Finance Minister Ibrahim put forward a detailed proposal to repay Sudanese debts to China through increased investments in the oil sector. He also referred to the imminent signing of a new agreement between the governments of Sudan and South Sudan on the transfer of South Sudanese oil through Sudanese pipelines to Port Sudan, where it is shipped, “especially since it is one of the issues that the Chinese National Company pays attention to”.
The CNPC General Manager expressed “the desire of the Chinese government to continue the economic cooperation between the two countries and to stand by the Sudanese people”.
‘Instability’
Economist Haisam Fathi called the visit “a positive trend” and underscored the importance of Chinese investments to boost the economy. “However, the time is not right to invest in Sudan because of the insecurity and the instability of the Sudanese economic policies,” he told Radio Dabanga.
“In Sudan, the oil zones are located within war zones, while companies working in the field of investment, especially oil, cannot operate in insecure and unstable situations. Oil investments require large capital that cannot be risked in unsafe areas,” the economist explained.
Regarding the debts to China, Fathi said that “the amounts due to China, along with other oil-related arrears, have significantly grown since the secession of South Sudan in 2011”.
Regarding the project to establish a new port in Red Sea state with Chinese investments, Fathi said that Sudan does not need an extra passenger port as much as it needs ports to facilitate international trade. “Also, due to its geographical location, Sudan can provide port services to land-locked countries in the region,” he said, and stressed that the huge investment resources for projects in the Red Sea need to be explored.
Treasury
Last Tuesday, the Sudanese delegation met with Wang Yi, member of the Communist Party of China’s Political Bureau and Foreign Affairs Office Director, in Beijing.

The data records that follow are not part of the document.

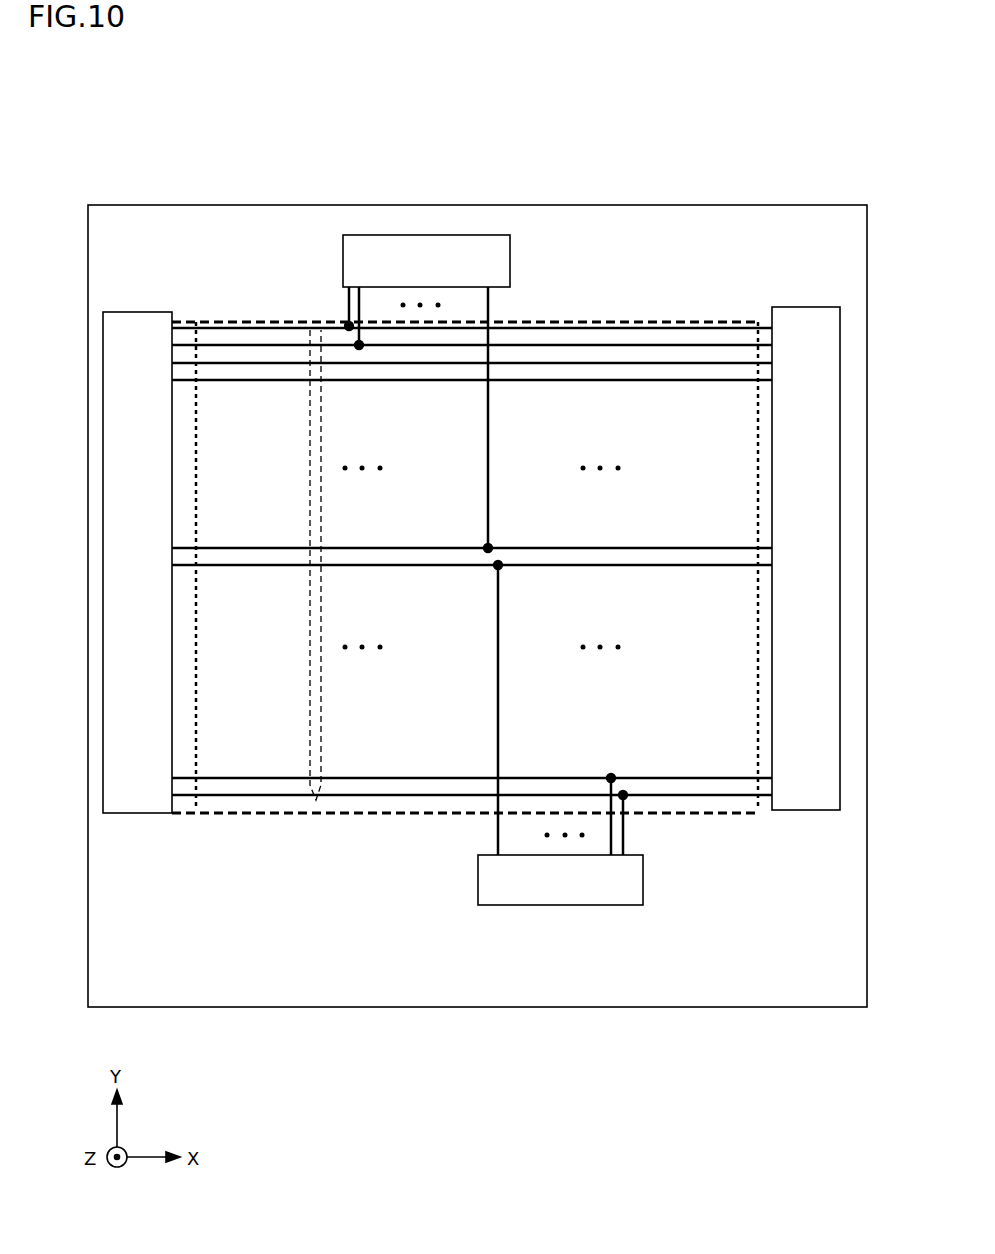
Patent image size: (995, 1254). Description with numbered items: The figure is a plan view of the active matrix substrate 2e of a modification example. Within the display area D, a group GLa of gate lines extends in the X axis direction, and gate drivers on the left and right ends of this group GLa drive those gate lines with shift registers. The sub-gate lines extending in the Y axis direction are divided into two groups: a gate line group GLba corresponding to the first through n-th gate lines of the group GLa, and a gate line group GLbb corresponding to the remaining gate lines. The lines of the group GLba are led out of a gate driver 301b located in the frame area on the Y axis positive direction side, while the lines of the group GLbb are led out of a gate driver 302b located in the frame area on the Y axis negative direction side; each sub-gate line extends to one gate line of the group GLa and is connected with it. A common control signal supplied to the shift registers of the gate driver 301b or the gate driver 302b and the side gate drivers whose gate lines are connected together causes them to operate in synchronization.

The active matrix substrate 2e is at (488, 160).
The gate driver 301b is at (510, 252).
The gate driver 302b is at (643, 897).
The gate line group GLa is at (316, 802).
The gate line group GLba is at (345, 302).
The gate line group GLbb is at (497, 826).
The display area D is at (760, 817).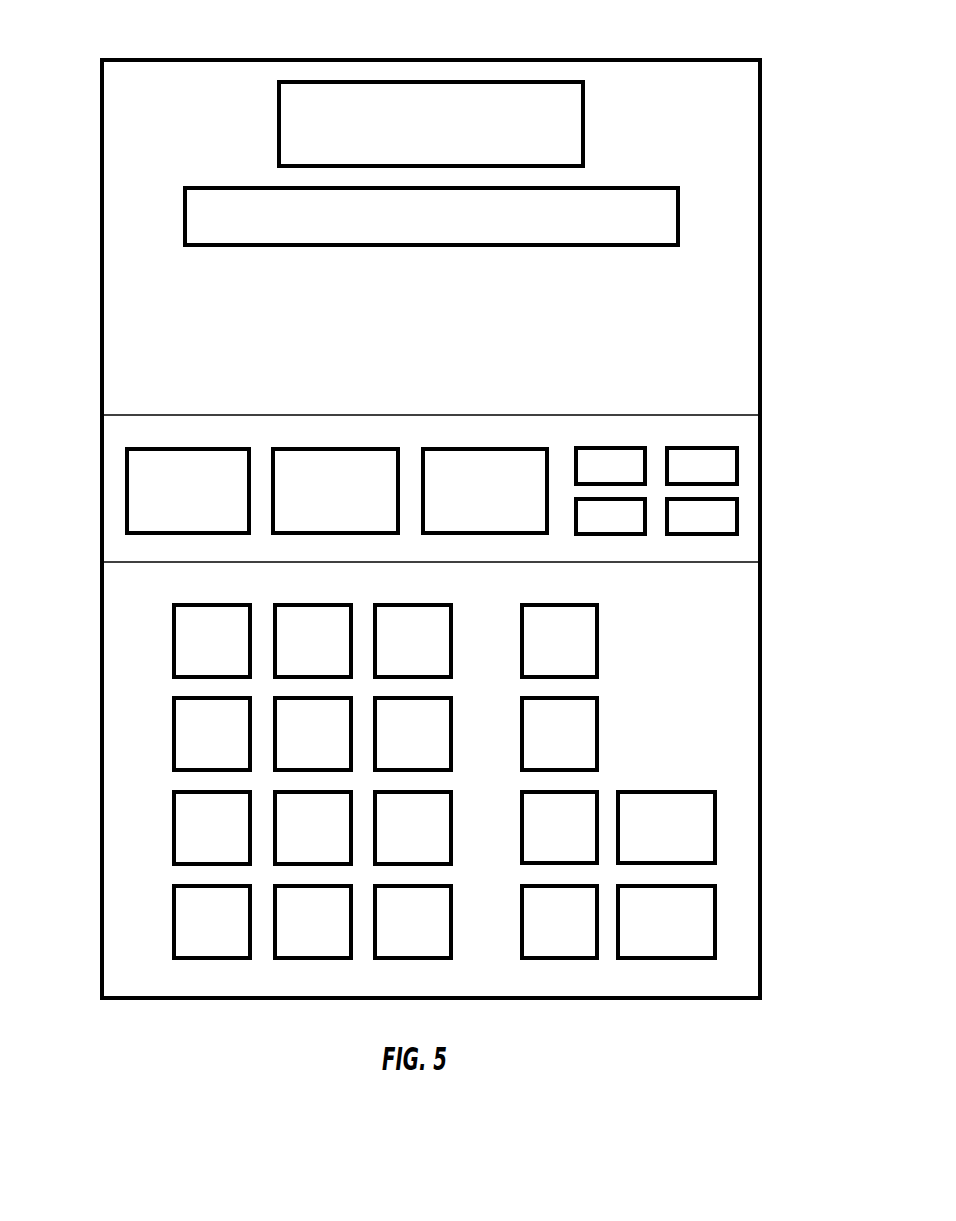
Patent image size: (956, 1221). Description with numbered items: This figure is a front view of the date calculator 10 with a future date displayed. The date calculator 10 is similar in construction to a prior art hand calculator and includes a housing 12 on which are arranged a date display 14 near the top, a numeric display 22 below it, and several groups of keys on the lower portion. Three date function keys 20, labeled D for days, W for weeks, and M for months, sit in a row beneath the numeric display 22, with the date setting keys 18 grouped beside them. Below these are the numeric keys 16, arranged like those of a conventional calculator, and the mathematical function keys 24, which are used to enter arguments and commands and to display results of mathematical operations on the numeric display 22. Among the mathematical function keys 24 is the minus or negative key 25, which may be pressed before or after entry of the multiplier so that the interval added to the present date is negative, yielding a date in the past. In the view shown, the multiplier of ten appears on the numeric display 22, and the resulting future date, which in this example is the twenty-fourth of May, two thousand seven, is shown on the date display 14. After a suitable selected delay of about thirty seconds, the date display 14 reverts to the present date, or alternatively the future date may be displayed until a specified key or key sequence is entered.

The date calculator 10 is at (86, 141).
The housing 12 is at (118, 330).
The date display 14 is at (573, 110).
The numeric display 22 is at (662, 221).
The date function keys 20 is at (156, 541).
The date setting keys 18 is at (705, 545).
The numeric keys 16 is at (150, 823).
The mathematical function keys 24 is at (692, 740).
The minus key 25 is at (533, 843).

Economist Patrick Heinisch, specialised in emerging markets in Africa, commented that the delegation planned to meet with representatives of the CNPC, the EXIM Bank China, as well as other Chinese companies engaged in petroleum, infrastructure, mining, and agriculture.
The Sudanese treasury is in dire need of increased income. Following the coup d’état by the Sudan Armed Forces (SAF) and the Rapid Support Forces (RSF) in October 2021, the Sudanese economy showed a ‘dismal performance’. In addition, the country lost $4,364 billion in aid pledged by the international community. The losses caused by the war between the SAF and RSF that erupted in mid-April, were estimated at $4 billion in June.